The Bank said axing the restriction, which Britain inherited from the EU, would enable financial groups to re-structure pay faster and give them greater flexibility over their costs when dealing with downturns.

The Financial Conduct Authority said scrapping the bonus cap would help the City compete for and attract top talent, as well as protect businesses by making more of bankers’ pay packets variable.

However, TUC general secretary Paul Nowak claimed it showed the Government was keen to help the rich, rather than families struggling due to the inflationary squeeze on their finances.

He said: “This is an obscene decision. City financiers are already enjoying bumper bonuses. At a time when millions up and down the country are struggling to make ends meet – this is an insult to working people. Rishi Sunak has shown once again that he is more interested in feather-nesting the super-wealthy than helping struggling families. Rampant inequality will do ­nothing to boost growth or ­competitiveness – it will just hold our economy back.”

Ben Blackett-Ord, founder of regulation consultant Bovill, said the bonus cap was part of a package of measures to rein in the excesses of the banking sector after the global financial crisis of 2007-09. Despite the intention behind it, he said: “It is difficult to see any evidence that it has done anything to improve conduct.”

He added that clawing back bonuses, rather than capping them, would be more effective at ensuring bankers behaved themselves.

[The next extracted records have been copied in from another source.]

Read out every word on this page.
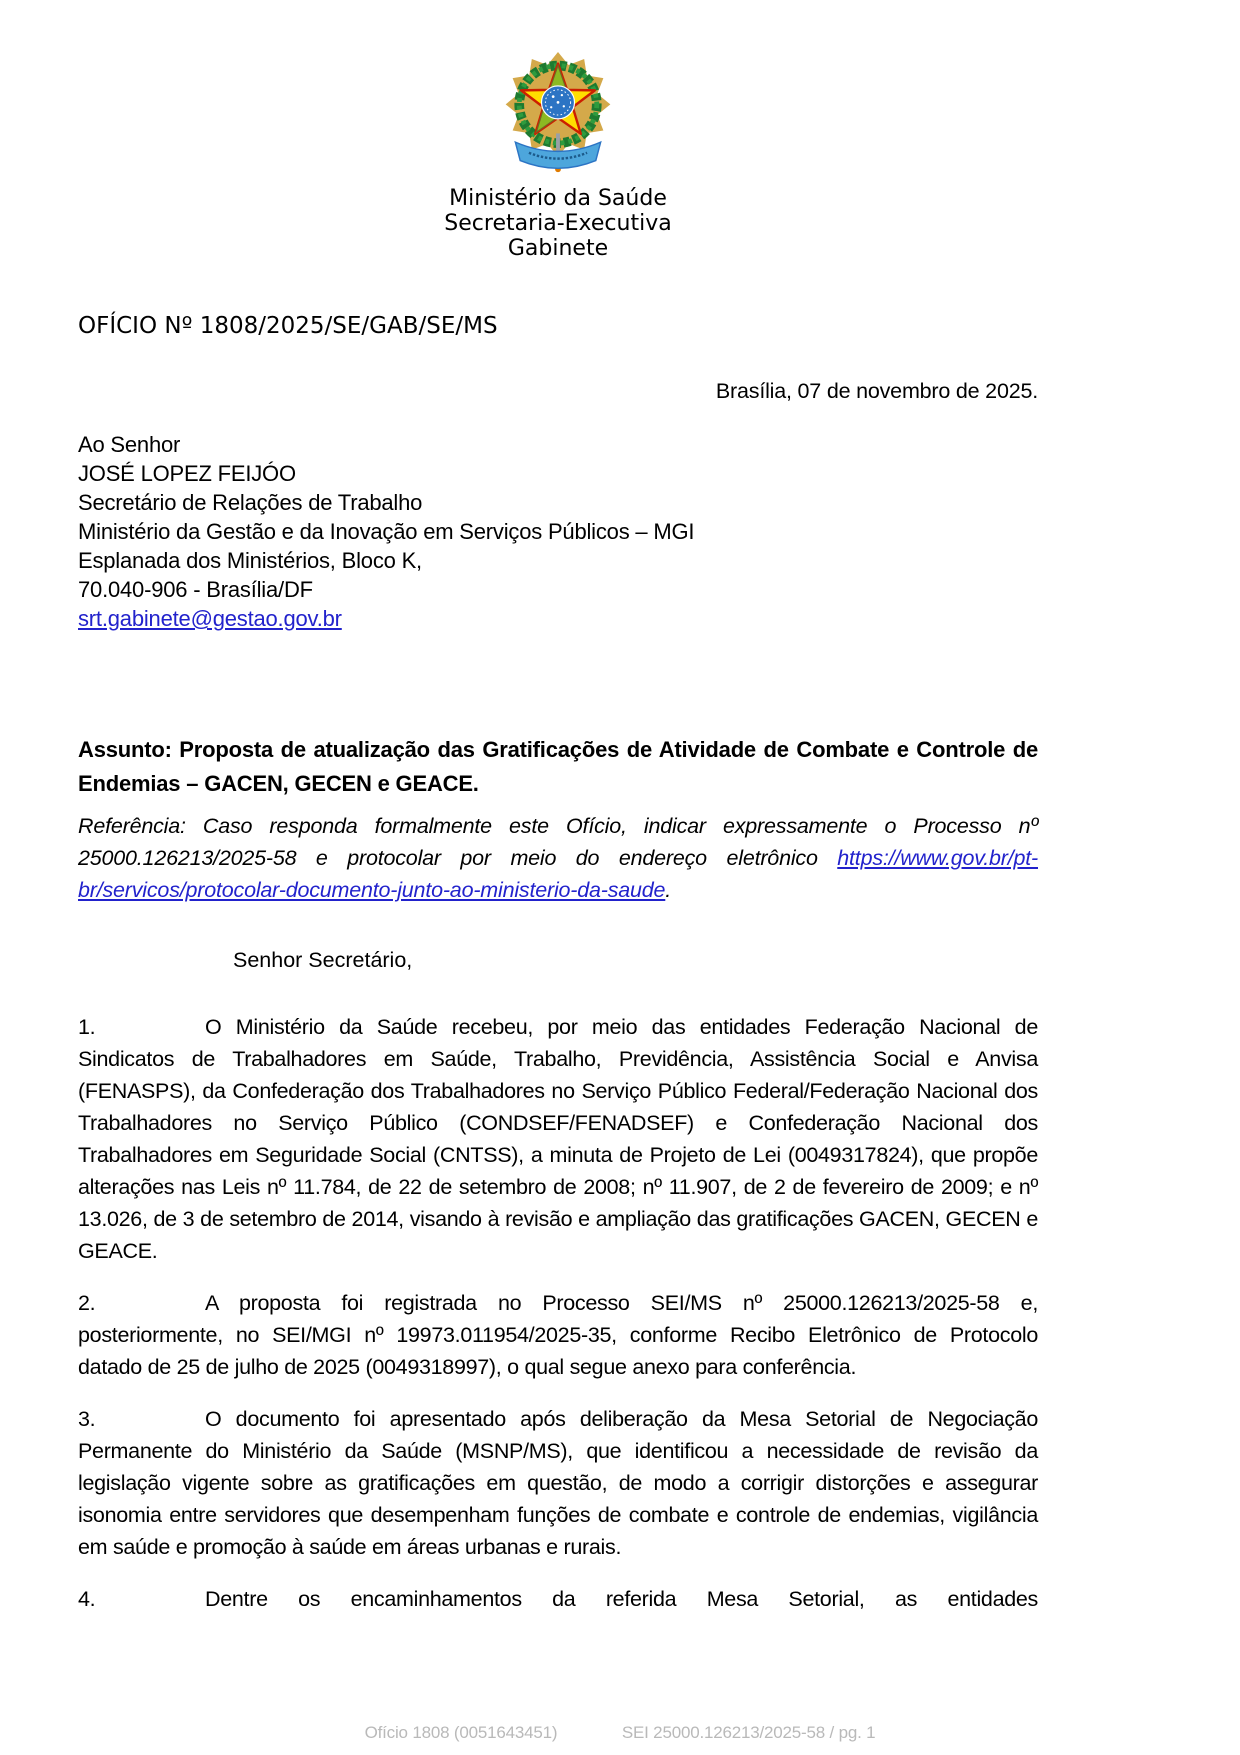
Ministério da Saúde
Secretaria-Executiva
Gabinete
OFÍCIO Nº 1808/2025/SE/GAB/SE/MS
Brasília, 07 de novembro de 2025.
Ao Senhor
JOSÉ LOPEZ FEIJÓO
Secretário de Relações de Trabalho
Ministério da Gestão e da Inovação em Serviços Públicos – MGI
Esplanada dos Ministérios, Bloco K,
70.040-906 - Brasília/DF
srt.gabinete@gestao.gov.br
Assunto: Proposta de atualização das Gratificações de Atividade de Combate e Controle de Endemias – GACEN, GECEN e GEACE.
Referência: Caso responda formalmente este Ofício, indicar expressamente o Processo nº 25000.126213/2025-58 e protocolar por meio do endereço eletrônico https://www.gov.br/pt-br/servicos/protocolar-documento-junto-ao-ministerio-da-saude.
Senhor Secretário,

1.	O Ministério da Saúde recebeu, por meio das entidades Federação Nacional de Sindicatos de Trabalhadores em Saúde, Trabalho, Previdência, Assistência Social e Anvisa (FENASPS), da Confederação dos Trabalhadores no Serviço Público Federal/Federação Nacional dos Trabalhadores no Serviço Público (CONDSEF/FENADSEF) e Confederação Nacional dos Trabalhadores em Seguridade Social (CNTSS), a minuta de Projeto de Lei (0049317824), que propõe alterações nas Leis nº 11.784, de 22 de setembro de 2008; nº 11.907, de 2 de fevereiro de 2009; e nº 13.026, de 3 de setembro de 2014, visando à revisão e ampliação das gratificações GACEN, GECEN e GEACE.

2.	A proposta foi registrada no Processo SEI/MS nº 25000.126213/2025-58 e, posteriormente, no SEI/MGI nº 19973.011954/2025-35, conforme Recibo Eletrônico de Protocolo datado de 25 de julho de 2025 (0049318997), o qual segue anexo para conferência.

3.	O documento foi apresentado após deliberação da Mesa Setorial de Negociação Permanente do Ministério da Saúde (MSNP/MS), que identificou a necessidade de revisão da legislação vigente sobre as gratificações em questão, de modo a corrigir distorções e assegurar isonomia entre servidores que desempenham funções de combate e controle de endemias, vigilância em saúde e promoção à saúde em áreas urbanas e rurais.

4.	Dentre os encaminhamentos da referida Mesa Setorial, as entidades

Ofício 1808 (0051643451)	SEI 25000.126213/2025-58 / pg. 1
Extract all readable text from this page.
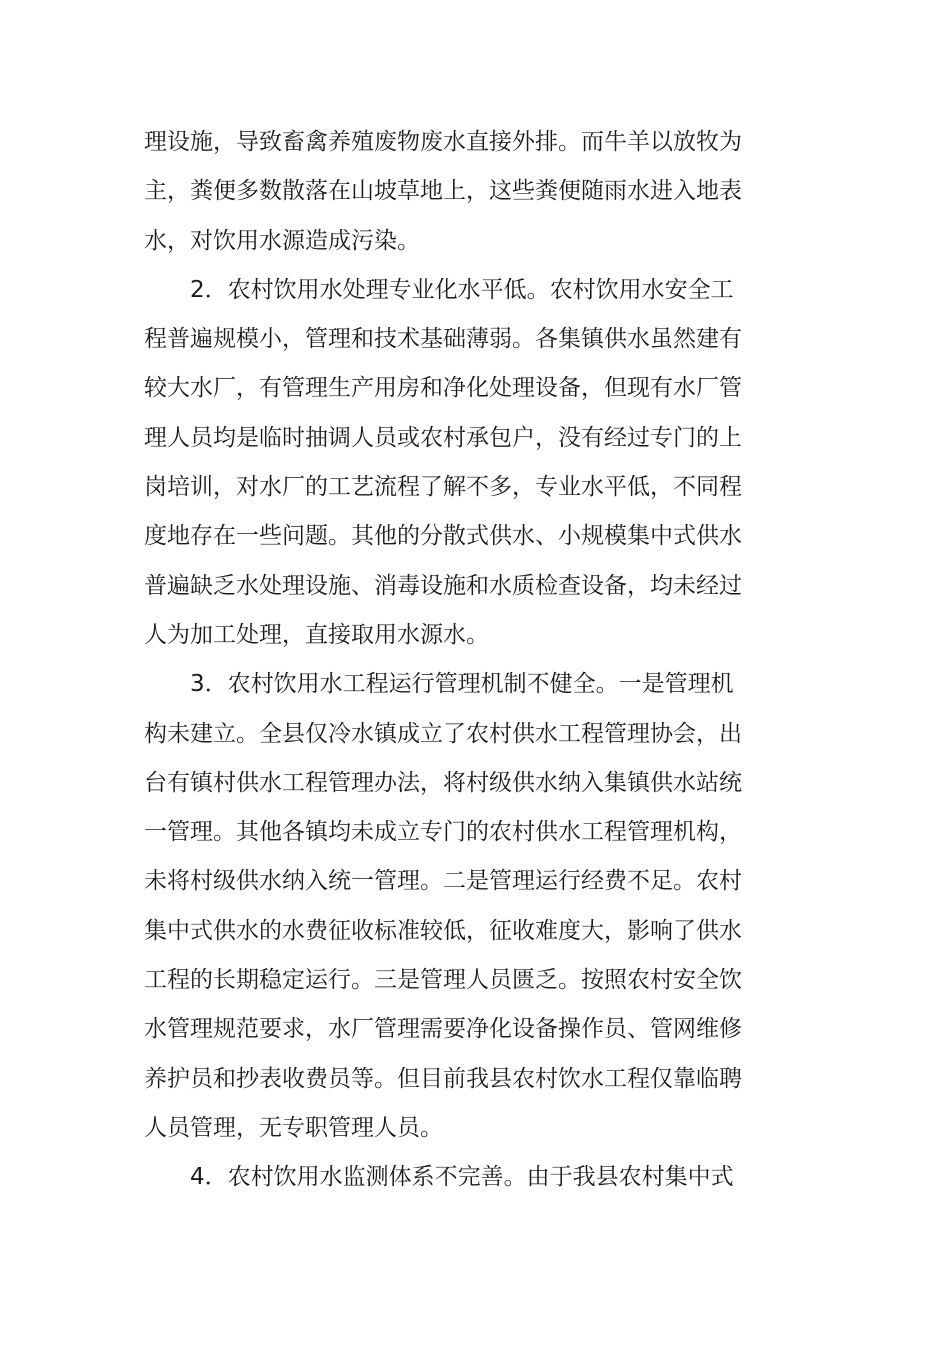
理设施，导致畜禽养殖废物废水直接外排。而牛羊以放牧为
主，粪便多数散落在山坡草地上，这些粪便随雨水进入地表
水，对饮用水源造成污染。
2．农村饮用水处理专业化水平低。农村饮用水安全工
程普遍规模小，管理和技术基础薄弱。各集镇供水虽然建有
较大水厂，有管理生产用房和净化处理设备，但现有水厂管
理人员均是临时抽调人员或农村承包户，没有经过专门的上
岗培训，对水厂的工艺流程了解不多，专业水平低，不同程
度地存在一些问题。其他的分散式供水、小规模集中式供水
普遍缺乏水处理设施、消毒设施和水质检查设备，均未经过
人为加工处理，直接取用水源水。
3．农村饮用水工程运行管理机制不健全。一是管理机
构未建立。全县仅冷水镇成立了农村供水工程管理协会，出
台有镇村供水工程管理办法，将村级供水纳入集镇供水站统
一管理。其他各镇均未成立专门的农村供水工程管理机构，
未将村级供水纳入统一管理。二是管理运行经费不足。农村
集中式供水的水费征收标准较低，征收难度大，影响了供水
工程的长期稳定运行。三是管理人员匮乏。按照农村安全饮
水管理规范要求，水厂管理需要净化设备操作员、管网维修
养护员和抄表收费员等。但目前我县农村饮水工程仅靠临聘
人员管理，无专职管理人员。
4．农村饮用水监测体系不完善。由于我县农村集中式
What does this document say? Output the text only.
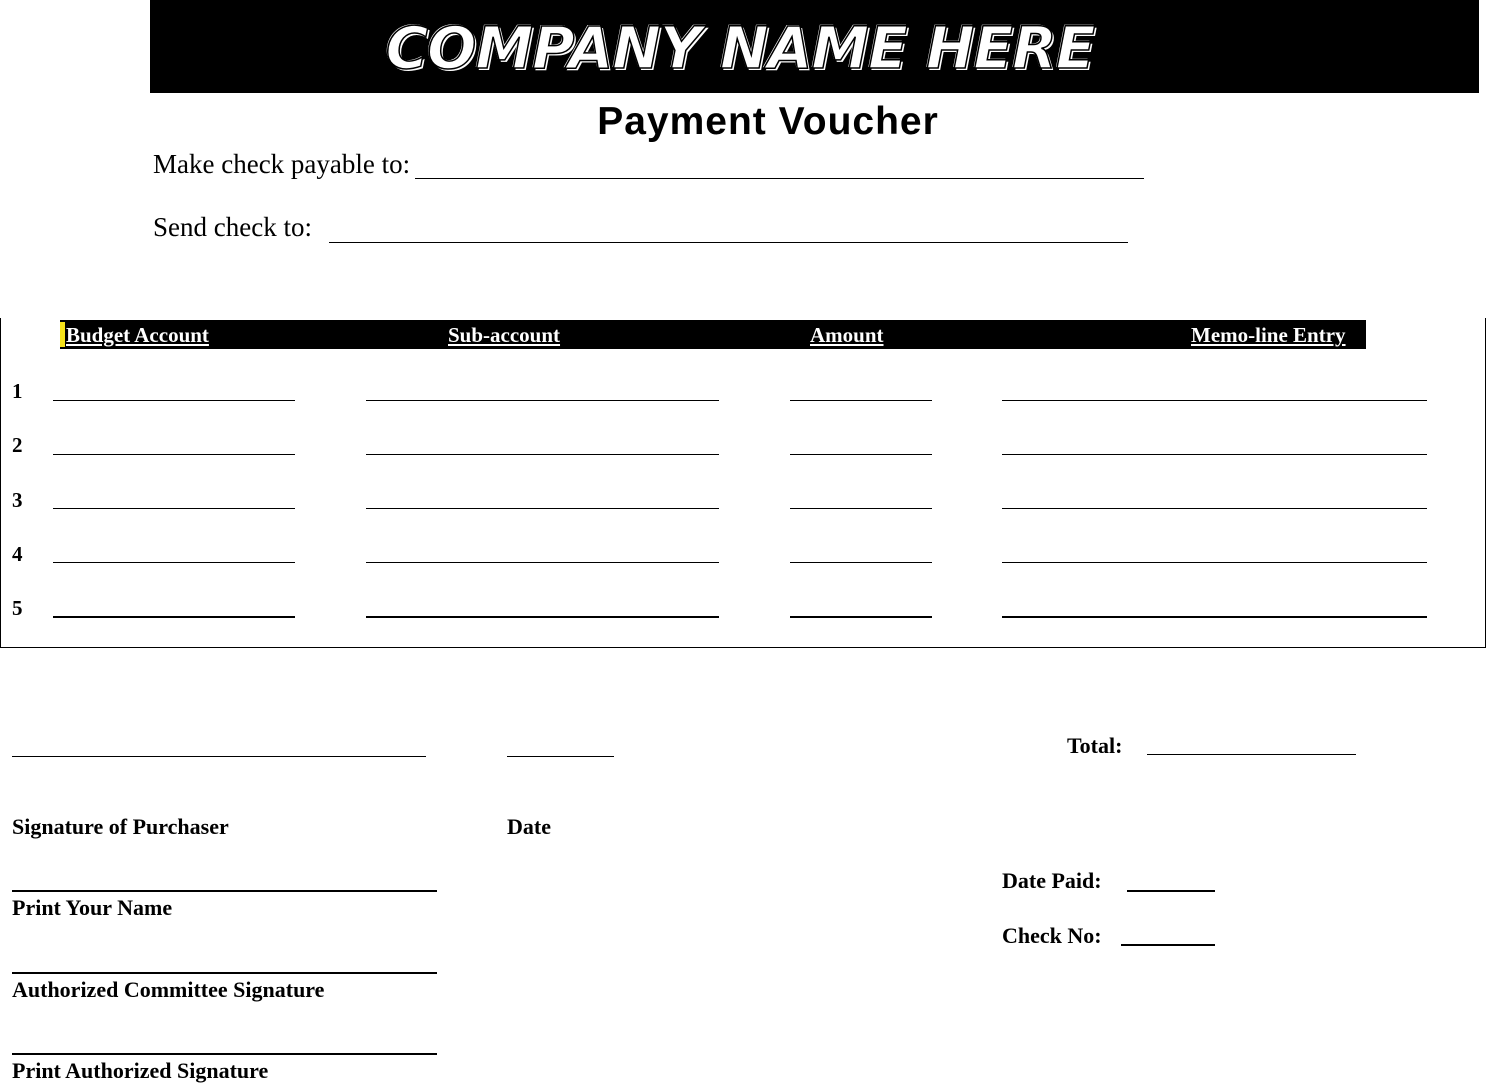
COMPANY NAME HERE
Payment Voucher
Make check payable to:
Send check to:
Budget Account	Sub-account	Amount	Memo-line Entry
1
2
3
4
5
Total:
Signature of Purchaser	Date
Print Your Name
Date Paid:
Check No:
Authorized Committee Signature
Print Authorized Signature
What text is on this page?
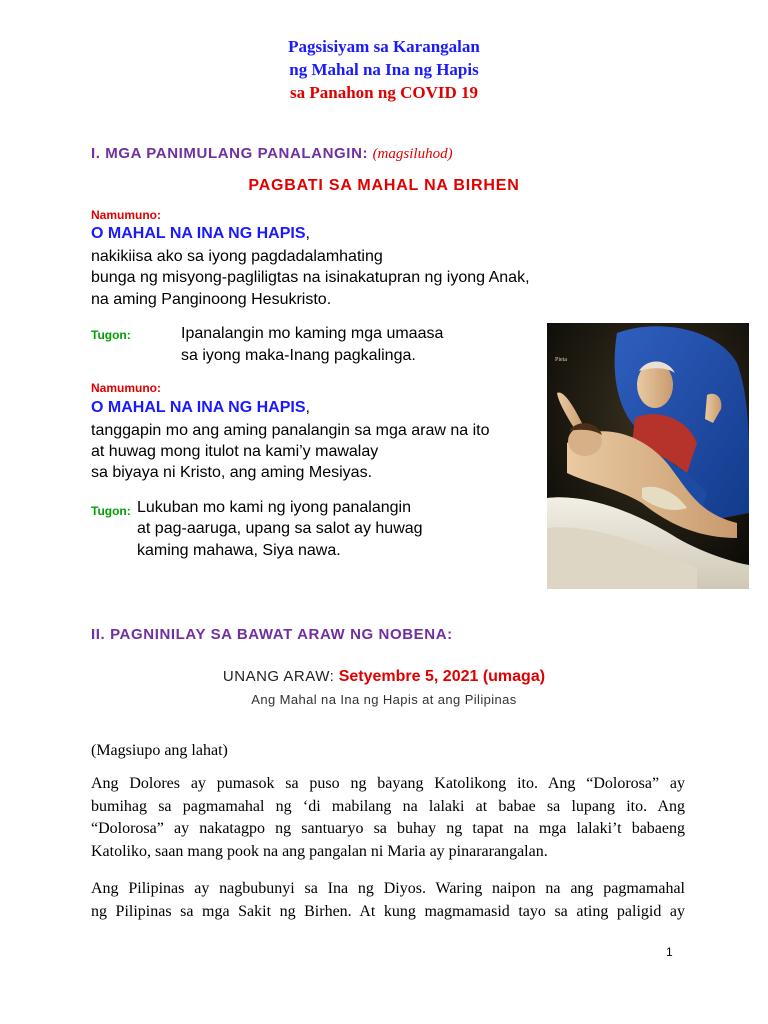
Pagsisiyam sa Karangalan
ng Mahal na Ina ng Hapis
sa Panahon ng COVID 19
I. MGA PANIMULANG PANALANGIN: (magsiluhod)
PAGBATI SA MAHAL NA BIRHEN
Namumuno:
O MAHAL NA INA NG HAPIS,
nakikiisa ako sa iyong pagdadalamhating
bunga ng misyong-pagliligtas na isinakatupran ng iyong Anak,
na aming Panginoong Hesukristo.
Tugon:	Ipanalangin mo kaming mga umaasa
sa iyong maka-Inang pagkalinga.
Namumuno:
O MAHAL NA INA NG HAPIS,
tanggapin mo ang aming panalangin sa mga araw na ito
at huwag mong itulot na kami’y mawalay
sa biyaya ni Kristo, ang aming Mesiyas.
Tugon: Lukuban mo kami ng iyong panalangin
at pag-aaruga, upang sa salot ay huwag
kaming mahawa, Siya nawa.
Pieta
II. PAGNINILAY SA BAWAT ARAW NG NOBENA:
UNANG ARAW: Setyembre 5, 2021 (umaga)
Ang Mahal na Ina ng Hapis at ang Pilipinas
(Magsiupo ang lahat)
Ang Dolores ay pumasok sa puso ng bayang Katolikong ito. Ang “Dolorosa” ay
bumihag sa pagmamahal ng ‘di mabilang na lalaki at babae sa lupang ito. Ang
“Dolorosa” ay nakatagpo ng santuaryo sa buhay ng tapat na mga lalaki’t babaeng
Katoliko, saan mang pook na ang pangalan ni Maria ay pinararangalan.
Ang Pilipinas ay nagbubunyi sa Ina ng Diyos. Waring naipon na ang pagmamahal
ng Pilipinas sa mga Sakit ng Birhen. At kung magmamasid tayo sa ating paligid ay
1
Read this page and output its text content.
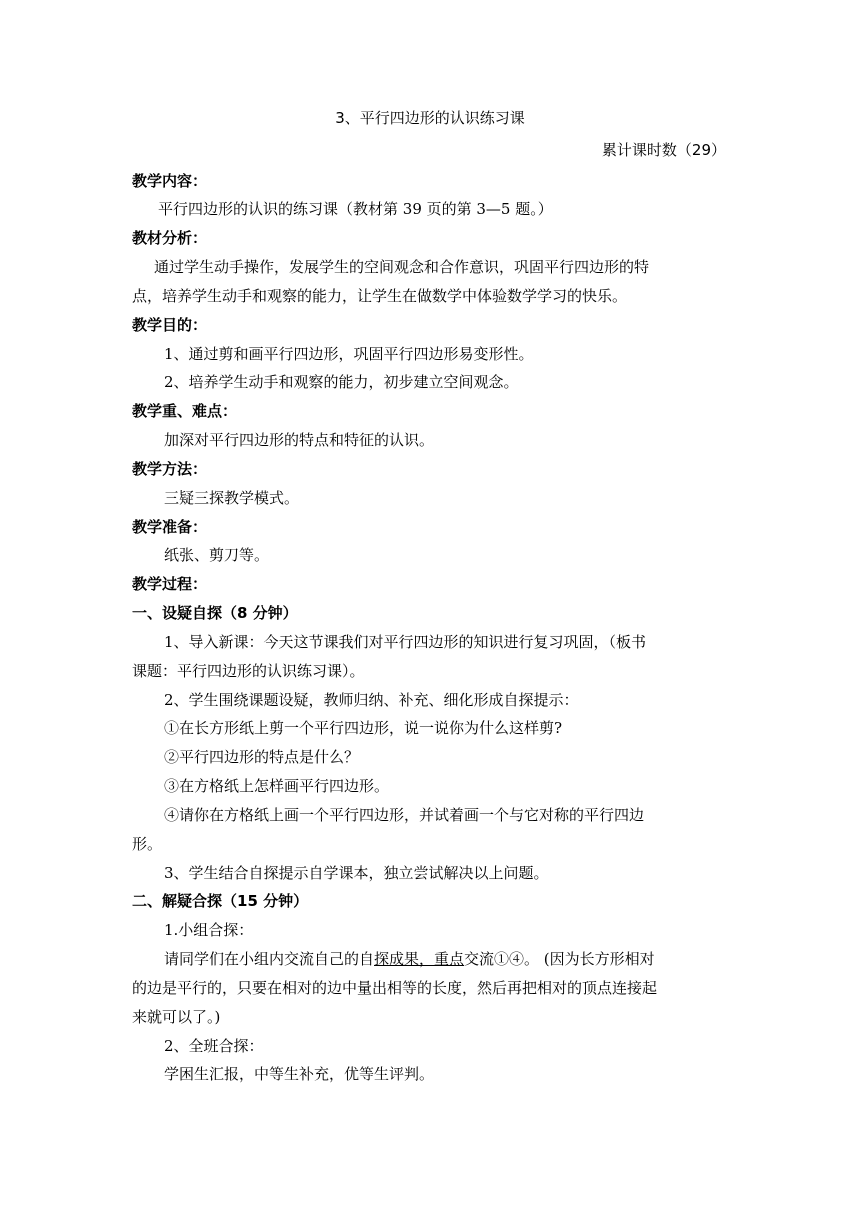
3、平行四边形的认识练习课
累计课时数（29）
教学内容：
平行四边形的认识的练习课（教材第 39 页的第 3—5 题。）
教材分析：
通过学生动手操作，发展学生的空间观念和合作意识，巩固平行四边形的特
点，培养学生动手和观察的能力，让学生在做数学中体验数学学习的快乐。
教学目的：
1、通过剪和画平行四边形，巩固平行四边形易变形性。
2、培养学生动手和观察的能力，初步建立空间观念。
教学重、难点：
加深对平行四边形的特点和特征的认识。
教学方法：
三疑三探教学模式。
教学准备：
纸张、剪刀等。
教学过程：
一、设疑自探（8 分钟）
1、导入新课：今天这节课我们对平行四边形的知识进行复习巩固，（板书
课题：平行四边形的认识练习课）。
2、学生围绕课题设疑，教师归纳、补充、细化形成自探提示：
①在长方形纸上剪一个平行四边形，说一说你为什么这样剪?
②平行四边形的特点是什么？
③在方格纸上怎样画平行四边形。
④请你在方格纸上画一个平行四边形，并试着画一个与它对称的平行四边
形。
3、学生结合自探提示自学课本，独立尝试解决以上问题。
二、解疑合探（15 分钟）
1.小组合探：
请同学们在小组内交流自己的自探成果，重点交流①④。 (因为长方形相对
的边是平行的，只要在相对的边中量出相等的长度，然后再把相对的顶点连接起
来就可以了。)
2、全班合探：
学困生汇报，中等生补充，优等生评判。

Mr Blackett-Ord argued: “The ability to claw them back is an incredibly powerful tool, and one that I’d suspect is under-utilised.”

Adrian Crawford, employment partner at legal firm Kingsley Napley, said that while scrapping the bonus cap would likely lead to higher bonuses for bankers, pay was still subject to being docked or clawed back if their conduct fell below the levels expected of them.

“Even after the bonus cap has gone, banks will still face significant constraints on the way they structure pay,” he said.

“In view of changes in the regulatory environment, this is not so much turning the clock back as moving into a new environment with the banks having more freedom but still being subject to significant constraints.”